The community of motor enthusiasts at Cruise-Herts have been meeting for 17 years - making it the longest-standing car club in the area.
Describing itself as a modified car club, drivers descend upon a nominated area and park up. Usually in a car park after the businesses have closed for the day, the car owners will showcase the modifications made to their vehicles.
From beefing up their engines to bolstering the car's sound systems and from changing the car's shape with a body kit to installing neon lights - the idea is for drivers to be able to display their cars for enthusiasts to admire.
Those attending events are invited to walk around the cars, buy merchandise, share advice and plan further meet-ups.
But, with adrenaline running, high-powered cars and the lure of likes on social media, Thursday night's event turned rogue.
Despite organiser Nix Sidhu pleading with participants not to race - the message did not get through.
He said: "We held the meet in a car park with a speed bump at the entrance. But unfortunately some people went a bit rogue.
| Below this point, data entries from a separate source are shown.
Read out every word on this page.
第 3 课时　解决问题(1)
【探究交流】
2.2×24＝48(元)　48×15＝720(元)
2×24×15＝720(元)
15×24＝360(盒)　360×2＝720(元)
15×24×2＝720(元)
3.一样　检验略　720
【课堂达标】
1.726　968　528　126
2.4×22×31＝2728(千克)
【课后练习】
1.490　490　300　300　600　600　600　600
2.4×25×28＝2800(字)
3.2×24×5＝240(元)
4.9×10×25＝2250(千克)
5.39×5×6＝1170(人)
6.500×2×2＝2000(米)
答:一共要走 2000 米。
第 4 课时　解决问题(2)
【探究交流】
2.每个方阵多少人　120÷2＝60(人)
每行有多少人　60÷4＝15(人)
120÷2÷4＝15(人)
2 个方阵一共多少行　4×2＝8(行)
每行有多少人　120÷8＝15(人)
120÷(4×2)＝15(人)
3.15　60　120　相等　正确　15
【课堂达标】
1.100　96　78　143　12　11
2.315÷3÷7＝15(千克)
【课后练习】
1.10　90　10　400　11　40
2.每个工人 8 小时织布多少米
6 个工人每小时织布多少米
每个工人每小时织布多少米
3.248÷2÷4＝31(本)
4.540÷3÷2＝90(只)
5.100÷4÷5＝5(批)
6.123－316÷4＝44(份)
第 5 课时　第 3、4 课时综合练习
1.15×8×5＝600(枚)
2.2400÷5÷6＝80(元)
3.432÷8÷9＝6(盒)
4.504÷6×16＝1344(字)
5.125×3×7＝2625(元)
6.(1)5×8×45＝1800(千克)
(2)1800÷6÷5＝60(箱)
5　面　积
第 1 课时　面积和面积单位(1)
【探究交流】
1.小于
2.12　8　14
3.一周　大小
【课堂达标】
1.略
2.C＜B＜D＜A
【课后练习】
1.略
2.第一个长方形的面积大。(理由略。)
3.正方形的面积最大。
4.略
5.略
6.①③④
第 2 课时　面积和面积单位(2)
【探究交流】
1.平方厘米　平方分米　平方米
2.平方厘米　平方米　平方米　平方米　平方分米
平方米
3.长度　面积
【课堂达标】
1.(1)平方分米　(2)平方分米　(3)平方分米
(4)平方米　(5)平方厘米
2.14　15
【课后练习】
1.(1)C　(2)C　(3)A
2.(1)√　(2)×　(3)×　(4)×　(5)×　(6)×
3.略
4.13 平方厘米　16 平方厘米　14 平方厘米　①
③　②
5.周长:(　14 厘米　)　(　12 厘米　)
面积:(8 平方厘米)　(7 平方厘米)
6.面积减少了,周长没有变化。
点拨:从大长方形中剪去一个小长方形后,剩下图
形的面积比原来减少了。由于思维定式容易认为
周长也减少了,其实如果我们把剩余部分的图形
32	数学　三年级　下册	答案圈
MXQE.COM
"We try and stop that, we urge people - urge them on social media beforehand - not to go out on the roads, not to risk injury or anything.
"But unfortunately, in this age of social media and Snapchat, people want to get footage and post things to their friends, which seems to drive some people to the main road."
Video footage dedicated to the event - but not posted by Cruise-Herts - shows dozens of cars arriving. The roar from the exhausts accentuate the firepower under the bonnets of the modified cars.
It is daylight when the cars arrive to find their space in the car parks so that fellow enthusiasts can ogle their vehicles.
But the trouble comes when these cars leave the retail car park and join the dual carriageway.
It appears to be a crowd-pleaser, with people lining the streets to hear the cars screech back onto the public road, the drivers flexing their vehicle's muscles.
As the night draws in and cars pile out, the more people can be seen on the grass bank adjacent to the road as well as the central reservation.
A video recorded on June 27 shows a police car parked around 100 yards down the road from the junction. This is the same junction where the two cars collided on Thursday.
Enthusiasts cheer loudly as the cars pull away into the darkness, like sport stars getting a standing ovation leaving the field after a victory.
As well as the weekly meetings, Cruise-Herts also put on convoys, where drivers would meet at a specific place in Hertfordshire before travelling en masse to a bigger meet.
The most recent was in May, when the fleet travelled to London for the Car Culture UK Final Meet.
Almost 2,000 attended from across the country to display their vehicles at the car park of Pets At Home in Newham.
But, as video footage from the meet shows, it turned into hundreds of people gathered around cars wheel-spinning and drifting on the tarmac.
On the evening of June 27, officers were filmed pulling a driver over having flashed the blue lights.
Mr Sidhu said the event had been running regularly for 17 years, providing a "safe space" for car enthusiasts to meet within a controlled, closed environment.
He added: "We have a liaison officer to pass number plates to police if there is ever any trouble; we try to make it as safe as possible.
"Some people like drinking and that sort of thing, we just like cars. They are our pride and joy, what we are interested in.
"Unfortunately this incident means we are all going to be tarred with the same brush - people will say we are boy racers.
"We are devastated. I've been running this for 10 years and we have never had one incident. We were raising money for charity, as we often do, and there was no speed element to it."
The meetings were well established - offering enthusiasts the chance to buy Cruise-Herts hoodies, banners and stickers.
They were also raising money for charity and Thursday's event was dedicated to 4Louis, who provide equipment and training free of charge to hospital units, hospices and other professionals who "sadly have the job of comforting grieving families who suffer a miscarriage, stillbirth, neonatal or child death".